Wir spürten bald, dass auch schweizer Pässe Energie benötigen und schwere Beine verursachen. Jedoch fährt man einen Schweizerpass mit einem Reisevelo in vielleicht einem halben oder ganzen Tag...in Südamerika können es auch mal 5 Tage sein :)
Bei Käse und Brot bestaunen wir die Überbleibsel des Steingletschers. Die BernerViertausender...die Wendenstöcke. Die wundervolle Passstrasse mit allen Tunnels. In Meiringen machen wir nochmals unter einer Laderampe halt um das übliche Sommerberggewitter überziehen zu lassen. Nach einer Stunde mobilisieren wir unsere Beine nochmals um den Brünig hoch zu kurbeln.
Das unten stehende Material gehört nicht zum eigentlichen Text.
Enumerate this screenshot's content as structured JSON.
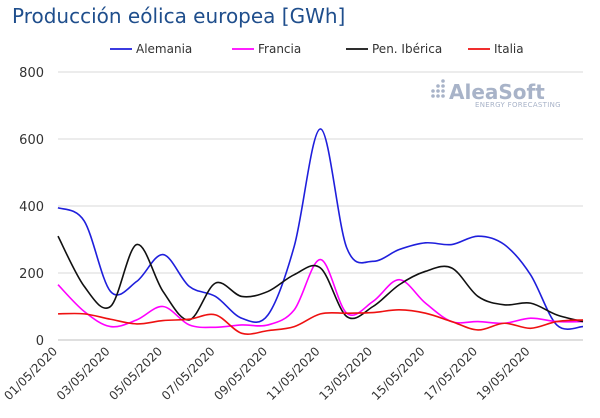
{
  "title": "Producción eólica europea [GWh]",
  "logo": {
    "name": "AleaSoft",
    "tagline": "ENERGY FORECASTING"
  },
  "chart_data": {
    "type": "line",
    "title": "Producción eólica europea [GWh]",
    "xlabel": "",
    "ylabel": "",
    "ylim": [
      0,
      800
    ],
    "yticks": [
      "0",
      "200",
      "400",
      "600",
      "800"
    ],
    "x": [
      "01/05/2020",
      "02/05/2020",
      "03/05/2020",
      "04/05/2020",
      "05/05/2020",
      "06/05/2020",
      "07/05/2020",
      "08/05/2020",
      "09/05/2020",
      "10/05/2020",
      "11/05/2020",
      "12/05/2020",
      "13/05/2020",
      "14/05/2020",
      "15/05/2020",
      "16/05/2020",
      "17/05/2020",
      "18/05/2020",
      "19/05/2020",
      "20/05/2020",
      "21/05/2020"
    ],
    "xtick_labels": [
      "01/05/2020",
      "03/05/2020",
      "05/05/2020",
      "07/05/2020",
      "09/05/2020",
      "11/05/2020",
      "13/05/2020",
      "15/05/2020",
      "17/05/2020",
      "19/05/2020"
    ],
    "grid": true,
    "legend_position": "top",
    "series": [
      {
        "name": "Alemania",
        "color": "#1f1fdc",
        "values": [
          395,
          355,
          145,
          175,
          255,
          160,
          130,
          65,
          75,
          280,
          630,
          275,
          235,
          270,
          290,
          285,
          310,
          285,
          195,
          45,
          40
        ]
      },
      {
        "name": "Francia",
        "color": "#ff00ff",
        "values": [
          165,
          85,
          40,
          60,
          100,
          45,
          38,
          45,
          45,
          90,
          240,
          80,
          115,
          180,
          110,
          55,
          55,
          50,
          65,
          55,
          55
        ]
      },
      {
        "name": "Pen. Ibérica",
        "color": "#111111",
        "values": [
          310,
          160,
          100,
          285,
          145,
          60,
          170,
          130,
          145,
          195,
          215,
          70,
          100,
          165,
          205,
          215,
          130,
          105,
          110,
          75,
          55
        ]
      },
      {
        "name": "Italia",
        "color": "#ee1111",
        "values": [
          78,
          78,
          62,
          48,
          58,
          62,
          75,
          20,
          28,
          40,
          78,
          80,
          82,
          90,
          80,
          55,
          30,
          50,
          35,
          55,
          60
        ]
      }
    ]
  }
}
Der liebe Brünig. Eng, steil und voller Verkehr. Zum Glück sind wir nach gut einer Stunde auf dem Pass. Die letzte Abfahrt nach Giswil fahren wir mit den vielen Autos um die Medaille. Die letzten Tage seit München waren alle lange, mit vielen Höhenmetern gespickt und anstrengend. Anstrengend aber schön. So kammen wir ziemlich Müde und ausgemergelt in Giswil bei Francine (Flavios Mami) an, welche gerade 3 Kinder hütete.
Wunderschön war das Wiedersehen. Die kleinen konnten kaum glauben das wir eine Küche und ein Zelt dabei haben. So präsentierten wir gerne unseren treuen Benzinkocher und zauberten nochmals, das letzte Mal, Spaghetti!
Von Giswil fuhren wir nach Kriens um mit leichtem Gepäck gleich weiter zu fahren.
Der Wiedersehensmarathon startete bei Fabienne und Raphi mit Aramea und Samira, wo wir herzlich willkommen geheissen wurden. Natürlich mit dem Rad, fuhren wir von Luzern nach Schötz um auch Melanie's Familie endlich wieder zu sehen! Nach und nach sehen wir unsere Freunde wieder und finden zurück in unser altes, neues, geregeltes Leben.
Liebe Strassen, wir werden zurückkommen. Nicht Heute und nicht Morgen, aber irgendwann...
Inzwischen sind wir gute 3 Wochen zu Hause und staunen wie schnell doch alles ging. Wir waren zirka 22 Monate weg, fuhren in 11 Ländern über 23'700 Kilometer und x-hunderttausend Höhenmeter. Wir durften ein Teil unserer Welt entdecken und aus unserer Oase "Schweiz" aus-brechen. Unser Alltag war meist mit Zeltabbauen, Radfahren und Zeltaufbauen gefüllt und doch war der Tag meist efüllend. Kaum in der Schweiz, krallt uns "das System" wieder. Die Agendas werden mit Terminen gefüllt und der Keller unserer neuen Wohnung mit unnützen Dingen. Daneben ganz klein und unauffällig; vier Taschen in grau und schwarz. Bereit ihrgend wann wieder auf Reise zu gehen.